Due to the high MetS prevalence (around 1/3 of the world population), its increasing trend, and high economic burden ($260.6 billion aggregate costs due to obesity in the US), we are in dire need of new dietary, lifestyle, and therapeutic options [3,94]. Diets such as the Mediterranean diet and DASH have proven beneficial, but quality healthy foods such as fruit, vegetables, and fish are more expensive, and hence less accessible to a large part of the population [95,96]. Therefore, diets such as fasting/TRF that do not necessarily need a change in diet quality (with expensive foods) to exert beneficial results could prove valuable in combating this epidemic. A significant amount of evidence was gathered on the efficacy of IF/TRF in animal models [73,74,75,76,78]. These studies showed how IF/TRF exerts beneficial effects on the gut microbiota, glucose and insulin metabolism, weight and visceral fat, and lipid metabolism. In other words, fasting affects all the crucial pathophysiological points in MetS/diabetes type II development [4]. However, it is important to acknowledge that different species and the different ages of the tested animals affected the response to IF/TRF, and this variability should therefore be taken into account when assessing metabolic effects of IF/TRF. Considering studies on humans, while the results are promising, they are still scarce (there are only two studies on patients with diagnosed MetS).
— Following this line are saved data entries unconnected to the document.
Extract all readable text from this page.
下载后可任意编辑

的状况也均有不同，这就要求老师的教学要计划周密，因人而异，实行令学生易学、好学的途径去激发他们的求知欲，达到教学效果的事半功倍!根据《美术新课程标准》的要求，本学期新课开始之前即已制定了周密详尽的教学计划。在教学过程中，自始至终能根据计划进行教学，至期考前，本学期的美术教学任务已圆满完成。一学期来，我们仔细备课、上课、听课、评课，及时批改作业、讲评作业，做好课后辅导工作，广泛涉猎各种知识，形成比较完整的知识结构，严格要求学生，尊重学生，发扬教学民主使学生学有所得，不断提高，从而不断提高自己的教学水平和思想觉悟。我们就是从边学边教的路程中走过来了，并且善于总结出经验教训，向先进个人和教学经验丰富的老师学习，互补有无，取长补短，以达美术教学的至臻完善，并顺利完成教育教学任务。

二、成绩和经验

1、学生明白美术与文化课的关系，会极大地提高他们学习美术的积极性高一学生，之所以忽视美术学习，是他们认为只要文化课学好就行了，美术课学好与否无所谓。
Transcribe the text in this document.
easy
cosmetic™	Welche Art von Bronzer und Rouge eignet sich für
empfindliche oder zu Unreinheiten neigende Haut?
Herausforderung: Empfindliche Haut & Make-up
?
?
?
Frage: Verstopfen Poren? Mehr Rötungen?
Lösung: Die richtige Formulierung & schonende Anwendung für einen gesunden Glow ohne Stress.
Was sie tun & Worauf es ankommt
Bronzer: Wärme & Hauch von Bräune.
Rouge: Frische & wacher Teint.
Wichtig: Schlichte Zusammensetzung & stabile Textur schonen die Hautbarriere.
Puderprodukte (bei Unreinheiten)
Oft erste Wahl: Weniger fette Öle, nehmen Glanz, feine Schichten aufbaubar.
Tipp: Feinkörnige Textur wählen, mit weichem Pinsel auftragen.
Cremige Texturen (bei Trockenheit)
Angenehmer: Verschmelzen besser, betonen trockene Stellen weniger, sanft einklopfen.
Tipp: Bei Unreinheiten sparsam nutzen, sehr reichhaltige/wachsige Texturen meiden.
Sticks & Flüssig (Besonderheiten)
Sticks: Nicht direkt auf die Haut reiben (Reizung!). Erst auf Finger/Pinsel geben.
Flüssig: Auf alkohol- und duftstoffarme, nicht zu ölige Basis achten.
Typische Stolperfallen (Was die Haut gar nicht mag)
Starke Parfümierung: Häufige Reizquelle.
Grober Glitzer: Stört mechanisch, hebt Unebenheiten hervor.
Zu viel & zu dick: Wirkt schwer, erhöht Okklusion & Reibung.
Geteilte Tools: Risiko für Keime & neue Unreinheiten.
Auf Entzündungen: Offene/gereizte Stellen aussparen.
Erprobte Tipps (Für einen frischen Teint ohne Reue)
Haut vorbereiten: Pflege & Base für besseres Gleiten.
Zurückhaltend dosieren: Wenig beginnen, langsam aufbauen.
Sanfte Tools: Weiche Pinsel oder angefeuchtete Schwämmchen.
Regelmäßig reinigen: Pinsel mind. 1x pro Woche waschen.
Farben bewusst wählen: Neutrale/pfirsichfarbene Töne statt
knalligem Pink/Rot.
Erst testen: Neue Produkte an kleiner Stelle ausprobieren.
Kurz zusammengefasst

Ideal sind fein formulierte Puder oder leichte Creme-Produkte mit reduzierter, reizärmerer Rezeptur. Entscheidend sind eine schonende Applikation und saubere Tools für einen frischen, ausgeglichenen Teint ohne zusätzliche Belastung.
Most of the studies were performed on overweight/obese individuals who often present at least one more cardiometabolic risk factor, so we can expect similar results in larger studies on MetS patients. It is important to note that the viability and safety of IF/TRF methods have been established in small-scale, pilot studies [31,82,85,89]. The results obtained from human studies are somewhat conflicting, as weight loss was achieved in all studies, whereas in some studies, there was no significant effect on insulin resistance, cholesterol/lipid metabolism, or blood pressure [31,82,84,85,89,91]. However, in some cases, the weight loss was as low as 1–2% of initial body weight. Some of the observed differences might be due to the different genetic makeup of the researched population, differences in the IF/TRF protocols used, and differences in the time of day in which the eating period was set (circadian rhythms).

In conclusion, to establish the significance of fasting in controlling metabolic risk factors and the potential treatment of MetS, there is a need for more randomized control trials on larger cohorts of patients with MetS to gather higher yield evidence. Additionally, economic analysis is required to confirm the presumed cost-utility of IF/TRF.